I did look into kea for DHCP and nsd for local DNS, but kea wasn't really ready to handle dual stack clients with the ddns updates. It was neat that you can run kea in a proper redundant config. Not sure I'd have been able to get the ddns updates to dual nsd servers working without a hidden primary, leaving me with a single point failure.

[–] [email protected] 1 points 9 months ago

I have two piholes setup as full recursive dns servers (unbound) DHCP is handled by TP link Omada and the piholes are the two dns servers. The top of the DNS chain is cloudflare 1.1.1.1

[–] [email protected] 1 points 9 months ago

I use technitium as the primary server, with a pair of backup servers running bind9.

The backup servers do zone-transfers from the primary.

[–] [email protected] 1 points 9 months ago

for my home network, i use adguard in combination with my opnsense for dns.upstreams, if it needs to leave my network, are the usual suspects: google, cloudflare, and quad9 - selected based on performance

for my servers/domains i used to just be a regular BIND user, editing the zonefiles manually when needed.... but i have since switched my dns over to cloudflare because "easy and no maintenance"

(i might be one of the weird ducks in this sub: i still do my mailserver myself, but outsourced my dns to cloudflare...)

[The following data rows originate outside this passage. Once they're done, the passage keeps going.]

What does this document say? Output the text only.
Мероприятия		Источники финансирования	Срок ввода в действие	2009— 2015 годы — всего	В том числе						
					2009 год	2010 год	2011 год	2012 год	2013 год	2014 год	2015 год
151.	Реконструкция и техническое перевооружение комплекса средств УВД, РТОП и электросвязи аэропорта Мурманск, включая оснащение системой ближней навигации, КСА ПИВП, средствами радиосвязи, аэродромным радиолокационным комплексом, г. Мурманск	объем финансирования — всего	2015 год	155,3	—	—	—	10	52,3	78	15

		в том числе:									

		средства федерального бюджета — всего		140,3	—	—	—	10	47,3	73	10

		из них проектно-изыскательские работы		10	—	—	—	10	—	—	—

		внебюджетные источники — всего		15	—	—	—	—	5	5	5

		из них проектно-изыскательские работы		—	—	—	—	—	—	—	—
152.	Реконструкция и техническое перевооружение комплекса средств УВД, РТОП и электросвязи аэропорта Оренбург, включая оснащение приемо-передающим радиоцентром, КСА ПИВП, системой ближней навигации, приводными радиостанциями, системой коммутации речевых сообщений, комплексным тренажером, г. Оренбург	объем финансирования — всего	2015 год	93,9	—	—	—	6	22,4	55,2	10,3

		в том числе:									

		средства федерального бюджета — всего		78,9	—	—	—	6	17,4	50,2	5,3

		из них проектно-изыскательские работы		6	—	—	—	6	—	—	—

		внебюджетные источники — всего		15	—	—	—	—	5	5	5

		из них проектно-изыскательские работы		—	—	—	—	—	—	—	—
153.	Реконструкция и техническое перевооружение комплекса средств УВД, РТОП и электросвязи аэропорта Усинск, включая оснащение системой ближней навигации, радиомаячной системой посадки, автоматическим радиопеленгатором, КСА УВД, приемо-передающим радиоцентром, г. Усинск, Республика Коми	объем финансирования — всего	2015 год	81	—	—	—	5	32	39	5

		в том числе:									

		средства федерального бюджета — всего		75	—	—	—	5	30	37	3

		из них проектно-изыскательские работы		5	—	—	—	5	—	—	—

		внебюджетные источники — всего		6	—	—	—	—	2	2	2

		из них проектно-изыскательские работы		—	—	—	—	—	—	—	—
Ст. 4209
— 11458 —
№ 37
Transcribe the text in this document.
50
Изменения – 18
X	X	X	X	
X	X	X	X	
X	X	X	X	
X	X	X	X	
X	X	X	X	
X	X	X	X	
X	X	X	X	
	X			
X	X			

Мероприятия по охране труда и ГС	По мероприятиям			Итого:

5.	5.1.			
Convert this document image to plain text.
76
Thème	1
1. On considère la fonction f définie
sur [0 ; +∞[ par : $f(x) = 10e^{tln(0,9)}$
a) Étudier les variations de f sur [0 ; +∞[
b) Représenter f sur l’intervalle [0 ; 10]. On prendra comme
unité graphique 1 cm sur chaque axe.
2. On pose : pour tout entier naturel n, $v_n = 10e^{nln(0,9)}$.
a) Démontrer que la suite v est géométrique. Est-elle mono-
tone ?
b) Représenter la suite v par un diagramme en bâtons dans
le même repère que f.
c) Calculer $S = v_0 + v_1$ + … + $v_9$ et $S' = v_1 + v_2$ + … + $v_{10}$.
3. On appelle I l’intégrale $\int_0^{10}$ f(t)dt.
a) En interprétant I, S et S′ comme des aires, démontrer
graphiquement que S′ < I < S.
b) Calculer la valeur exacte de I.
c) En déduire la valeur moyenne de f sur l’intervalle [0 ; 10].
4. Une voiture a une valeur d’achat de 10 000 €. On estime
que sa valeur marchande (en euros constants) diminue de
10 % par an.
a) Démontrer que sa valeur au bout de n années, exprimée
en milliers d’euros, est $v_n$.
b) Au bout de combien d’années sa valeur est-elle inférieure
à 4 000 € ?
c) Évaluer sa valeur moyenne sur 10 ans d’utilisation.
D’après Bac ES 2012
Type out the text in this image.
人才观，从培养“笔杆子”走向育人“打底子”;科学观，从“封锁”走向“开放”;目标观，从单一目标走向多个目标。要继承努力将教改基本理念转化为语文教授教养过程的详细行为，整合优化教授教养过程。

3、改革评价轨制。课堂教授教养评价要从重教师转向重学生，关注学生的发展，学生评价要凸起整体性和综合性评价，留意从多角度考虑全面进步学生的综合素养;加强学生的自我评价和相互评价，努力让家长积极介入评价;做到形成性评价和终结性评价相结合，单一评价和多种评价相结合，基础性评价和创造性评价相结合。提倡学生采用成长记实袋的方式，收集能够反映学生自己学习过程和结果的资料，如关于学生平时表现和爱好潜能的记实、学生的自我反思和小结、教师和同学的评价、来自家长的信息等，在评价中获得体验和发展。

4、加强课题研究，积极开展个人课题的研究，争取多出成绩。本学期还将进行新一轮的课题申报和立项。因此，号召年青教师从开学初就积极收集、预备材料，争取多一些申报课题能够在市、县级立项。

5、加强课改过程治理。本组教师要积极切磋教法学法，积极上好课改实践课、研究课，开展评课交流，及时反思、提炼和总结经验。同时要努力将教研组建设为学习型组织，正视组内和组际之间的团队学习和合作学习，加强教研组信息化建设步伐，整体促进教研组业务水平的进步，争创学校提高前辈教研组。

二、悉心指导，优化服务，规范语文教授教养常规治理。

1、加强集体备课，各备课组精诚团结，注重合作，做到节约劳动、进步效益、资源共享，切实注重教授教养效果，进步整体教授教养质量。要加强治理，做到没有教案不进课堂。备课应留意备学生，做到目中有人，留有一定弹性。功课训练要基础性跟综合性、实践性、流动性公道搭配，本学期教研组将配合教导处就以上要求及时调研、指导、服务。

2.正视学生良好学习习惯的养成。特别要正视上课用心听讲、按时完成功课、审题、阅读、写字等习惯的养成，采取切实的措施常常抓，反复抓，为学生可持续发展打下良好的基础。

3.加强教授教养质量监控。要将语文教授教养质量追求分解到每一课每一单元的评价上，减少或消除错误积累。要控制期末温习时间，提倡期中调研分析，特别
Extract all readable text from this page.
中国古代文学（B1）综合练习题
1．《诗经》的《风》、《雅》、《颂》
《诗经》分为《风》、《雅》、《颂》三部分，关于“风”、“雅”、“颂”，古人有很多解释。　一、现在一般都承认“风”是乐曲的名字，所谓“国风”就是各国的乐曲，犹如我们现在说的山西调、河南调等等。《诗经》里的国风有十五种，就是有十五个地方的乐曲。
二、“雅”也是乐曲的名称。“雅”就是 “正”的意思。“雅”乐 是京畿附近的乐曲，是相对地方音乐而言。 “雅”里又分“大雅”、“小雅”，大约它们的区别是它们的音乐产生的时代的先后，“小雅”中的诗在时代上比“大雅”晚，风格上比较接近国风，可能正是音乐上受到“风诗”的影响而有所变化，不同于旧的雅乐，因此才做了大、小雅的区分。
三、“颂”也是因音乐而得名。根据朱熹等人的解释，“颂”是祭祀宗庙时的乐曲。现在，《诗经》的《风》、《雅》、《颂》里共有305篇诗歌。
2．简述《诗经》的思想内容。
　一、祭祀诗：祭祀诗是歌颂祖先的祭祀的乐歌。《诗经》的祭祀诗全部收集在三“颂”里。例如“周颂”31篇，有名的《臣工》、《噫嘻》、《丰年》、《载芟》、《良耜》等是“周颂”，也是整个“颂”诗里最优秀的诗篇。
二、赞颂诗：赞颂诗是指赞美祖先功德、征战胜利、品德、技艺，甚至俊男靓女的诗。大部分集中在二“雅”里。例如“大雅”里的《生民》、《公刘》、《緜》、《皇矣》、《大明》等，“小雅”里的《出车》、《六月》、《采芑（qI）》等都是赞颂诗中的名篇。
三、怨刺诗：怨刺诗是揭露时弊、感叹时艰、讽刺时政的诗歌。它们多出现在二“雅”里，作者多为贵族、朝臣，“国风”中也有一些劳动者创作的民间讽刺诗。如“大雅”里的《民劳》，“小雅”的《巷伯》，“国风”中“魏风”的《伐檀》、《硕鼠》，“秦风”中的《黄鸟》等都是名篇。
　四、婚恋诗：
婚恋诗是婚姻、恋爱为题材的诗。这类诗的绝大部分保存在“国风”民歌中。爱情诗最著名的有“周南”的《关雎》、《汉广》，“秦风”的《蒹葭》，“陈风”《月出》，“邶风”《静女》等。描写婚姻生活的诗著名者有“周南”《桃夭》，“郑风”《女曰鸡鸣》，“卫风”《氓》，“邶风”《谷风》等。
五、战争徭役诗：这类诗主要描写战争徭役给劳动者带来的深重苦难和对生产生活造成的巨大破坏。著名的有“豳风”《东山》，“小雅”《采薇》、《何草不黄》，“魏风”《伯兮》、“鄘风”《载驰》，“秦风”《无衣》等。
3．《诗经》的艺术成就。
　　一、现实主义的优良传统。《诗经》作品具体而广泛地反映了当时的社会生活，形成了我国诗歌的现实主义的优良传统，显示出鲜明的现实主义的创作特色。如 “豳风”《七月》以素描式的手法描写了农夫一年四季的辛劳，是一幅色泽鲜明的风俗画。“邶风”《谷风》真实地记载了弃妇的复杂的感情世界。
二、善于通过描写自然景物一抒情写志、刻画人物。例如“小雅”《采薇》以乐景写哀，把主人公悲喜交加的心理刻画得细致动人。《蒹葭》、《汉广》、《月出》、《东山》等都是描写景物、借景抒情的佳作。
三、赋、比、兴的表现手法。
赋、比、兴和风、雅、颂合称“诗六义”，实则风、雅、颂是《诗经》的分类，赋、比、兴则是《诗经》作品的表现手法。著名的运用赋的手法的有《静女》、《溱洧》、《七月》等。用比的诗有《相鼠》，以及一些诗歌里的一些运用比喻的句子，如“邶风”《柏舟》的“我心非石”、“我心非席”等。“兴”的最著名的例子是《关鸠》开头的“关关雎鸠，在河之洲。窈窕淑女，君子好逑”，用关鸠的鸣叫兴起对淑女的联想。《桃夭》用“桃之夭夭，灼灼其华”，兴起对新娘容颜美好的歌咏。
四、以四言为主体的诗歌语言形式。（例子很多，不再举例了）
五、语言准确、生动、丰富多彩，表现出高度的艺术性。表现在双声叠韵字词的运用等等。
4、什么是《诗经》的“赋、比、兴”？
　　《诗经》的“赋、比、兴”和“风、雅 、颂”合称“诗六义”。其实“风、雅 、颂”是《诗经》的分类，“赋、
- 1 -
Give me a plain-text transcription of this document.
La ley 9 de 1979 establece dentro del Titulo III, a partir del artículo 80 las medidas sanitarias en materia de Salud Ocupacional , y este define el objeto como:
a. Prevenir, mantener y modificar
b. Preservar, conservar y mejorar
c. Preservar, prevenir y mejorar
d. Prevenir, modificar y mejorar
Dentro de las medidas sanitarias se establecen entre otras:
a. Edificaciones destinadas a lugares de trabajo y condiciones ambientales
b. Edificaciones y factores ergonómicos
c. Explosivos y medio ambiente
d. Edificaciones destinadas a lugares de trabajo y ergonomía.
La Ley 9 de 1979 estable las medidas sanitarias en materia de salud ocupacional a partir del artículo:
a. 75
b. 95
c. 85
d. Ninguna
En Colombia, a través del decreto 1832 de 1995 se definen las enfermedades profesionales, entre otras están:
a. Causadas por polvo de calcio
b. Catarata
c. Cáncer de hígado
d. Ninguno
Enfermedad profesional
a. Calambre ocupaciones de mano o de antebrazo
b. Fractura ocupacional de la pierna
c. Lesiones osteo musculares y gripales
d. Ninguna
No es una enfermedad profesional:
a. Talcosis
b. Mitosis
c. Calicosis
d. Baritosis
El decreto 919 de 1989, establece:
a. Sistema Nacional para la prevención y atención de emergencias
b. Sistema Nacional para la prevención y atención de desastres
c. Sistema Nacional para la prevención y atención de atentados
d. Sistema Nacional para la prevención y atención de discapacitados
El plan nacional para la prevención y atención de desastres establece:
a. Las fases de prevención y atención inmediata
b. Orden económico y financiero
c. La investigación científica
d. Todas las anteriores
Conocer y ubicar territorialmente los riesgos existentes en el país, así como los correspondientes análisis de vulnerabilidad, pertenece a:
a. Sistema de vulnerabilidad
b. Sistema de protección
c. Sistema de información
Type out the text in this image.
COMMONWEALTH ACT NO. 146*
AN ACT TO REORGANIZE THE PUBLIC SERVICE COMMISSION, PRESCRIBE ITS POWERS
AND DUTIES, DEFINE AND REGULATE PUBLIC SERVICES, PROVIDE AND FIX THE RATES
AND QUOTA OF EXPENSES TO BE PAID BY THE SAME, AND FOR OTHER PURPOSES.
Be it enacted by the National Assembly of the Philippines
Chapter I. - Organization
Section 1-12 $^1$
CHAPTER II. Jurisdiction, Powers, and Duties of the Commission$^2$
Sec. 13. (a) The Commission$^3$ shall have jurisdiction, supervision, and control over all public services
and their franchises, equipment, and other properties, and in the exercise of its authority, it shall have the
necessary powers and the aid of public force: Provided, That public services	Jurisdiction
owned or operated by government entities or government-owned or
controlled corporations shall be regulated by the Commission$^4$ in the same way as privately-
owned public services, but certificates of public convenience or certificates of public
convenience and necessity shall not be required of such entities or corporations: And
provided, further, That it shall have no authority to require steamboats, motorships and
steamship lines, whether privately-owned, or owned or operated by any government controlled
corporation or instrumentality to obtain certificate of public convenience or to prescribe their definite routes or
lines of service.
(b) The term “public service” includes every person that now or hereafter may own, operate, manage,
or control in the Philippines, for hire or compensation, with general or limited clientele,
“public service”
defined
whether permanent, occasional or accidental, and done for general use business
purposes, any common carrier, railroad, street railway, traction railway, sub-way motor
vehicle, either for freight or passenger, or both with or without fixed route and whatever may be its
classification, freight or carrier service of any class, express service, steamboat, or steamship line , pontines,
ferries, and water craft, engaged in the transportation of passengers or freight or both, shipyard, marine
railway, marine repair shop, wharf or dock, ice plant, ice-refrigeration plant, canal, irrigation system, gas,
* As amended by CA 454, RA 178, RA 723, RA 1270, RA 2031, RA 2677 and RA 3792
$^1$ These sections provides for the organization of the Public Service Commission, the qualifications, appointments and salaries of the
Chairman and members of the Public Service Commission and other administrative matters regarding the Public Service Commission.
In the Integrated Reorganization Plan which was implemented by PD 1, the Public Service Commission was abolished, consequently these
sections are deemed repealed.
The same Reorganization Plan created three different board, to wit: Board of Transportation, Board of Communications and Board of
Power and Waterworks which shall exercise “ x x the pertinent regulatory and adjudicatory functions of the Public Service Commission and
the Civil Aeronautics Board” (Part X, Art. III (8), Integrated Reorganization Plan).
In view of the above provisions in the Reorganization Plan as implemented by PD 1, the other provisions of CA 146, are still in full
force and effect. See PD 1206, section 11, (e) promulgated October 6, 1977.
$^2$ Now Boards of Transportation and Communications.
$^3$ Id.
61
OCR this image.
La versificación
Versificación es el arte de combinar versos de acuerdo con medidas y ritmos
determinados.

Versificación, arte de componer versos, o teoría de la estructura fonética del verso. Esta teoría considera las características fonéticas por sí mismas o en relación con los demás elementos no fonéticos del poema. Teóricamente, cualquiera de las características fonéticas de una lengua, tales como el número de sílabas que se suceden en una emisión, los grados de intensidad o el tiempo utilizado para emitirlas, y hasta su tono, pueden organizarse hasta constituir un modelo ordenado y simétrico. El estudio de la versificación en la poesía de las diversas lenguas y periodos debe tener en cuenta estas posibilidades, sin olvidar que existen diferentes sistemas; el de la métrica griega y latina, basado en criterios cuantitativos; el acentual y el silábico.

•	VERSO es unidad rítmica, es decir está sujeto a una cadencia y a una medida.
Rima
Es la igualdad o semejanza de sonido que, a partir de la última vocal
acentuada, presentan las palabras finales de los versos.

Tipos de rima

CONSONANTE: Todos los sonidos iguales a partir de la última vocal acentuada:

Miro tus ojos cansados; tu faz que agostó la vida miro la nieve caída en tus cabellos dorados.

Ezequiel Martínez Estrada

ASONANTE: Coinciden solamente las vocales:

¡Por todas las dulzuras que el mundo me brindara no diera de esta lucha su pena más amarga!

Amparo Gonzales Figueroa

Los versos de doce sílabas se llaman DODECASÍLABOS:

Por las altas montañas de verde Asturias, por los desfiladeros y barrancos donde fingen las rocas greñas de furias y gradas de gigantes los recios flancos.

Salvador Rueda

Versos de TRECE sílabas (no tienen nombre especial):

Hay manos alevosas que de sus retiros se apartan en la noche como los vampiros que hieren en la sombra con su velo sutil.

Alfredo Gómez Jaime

though, to be honest, there are quite a few additional reasons i did the cloudflare move:

  • the use of their cdn
  • hiding the actual server IPs
  • using their zero trust
[–] [email protected] 1 points 9 months ago

Clients -> dnsmasq -> PiHole -> Unbound

[–] [email protected] 1 points 9 months ago

If you have active directory why not just use it's DNS server?

[–] [email protected] 1 points 9 months ago* (last edited 9 months ago)

I've been using PiHole for years but just switched to NextDNS. Mainly because I use DNS to filter adult sites for my kids. NextDNS works regardless of the network they are on. I used to block YouTube etc at night but if we're are on holiday they get no filter.

I switched to AD Guard (at home) now as I can configure DNS over TLS for devices that only support regular DNS. So for example my kids TV talks to AD Guard and then AD Guard looks at the MAC address and sends it down a specific DNS over TLS address. So that TV gets the filters of my kids NextDNS profile.

[–] [email protected] 1 points 9 months ago

Adguardhome + Opnsense

[–] [email protected] 1 points 9 months ago

I run 2 pihole containers on my k8s cluster. They serve up DNS to the rest of my network. This is extremely easy as I can just use helm to launch the pihole containers into two different namespaces using 2 different site specific files. Then I use teleport to keep them in sync when I change something, which is seldom. I run 2 because DNS is important and I like automated patching / reboots. This requires I have redundant services.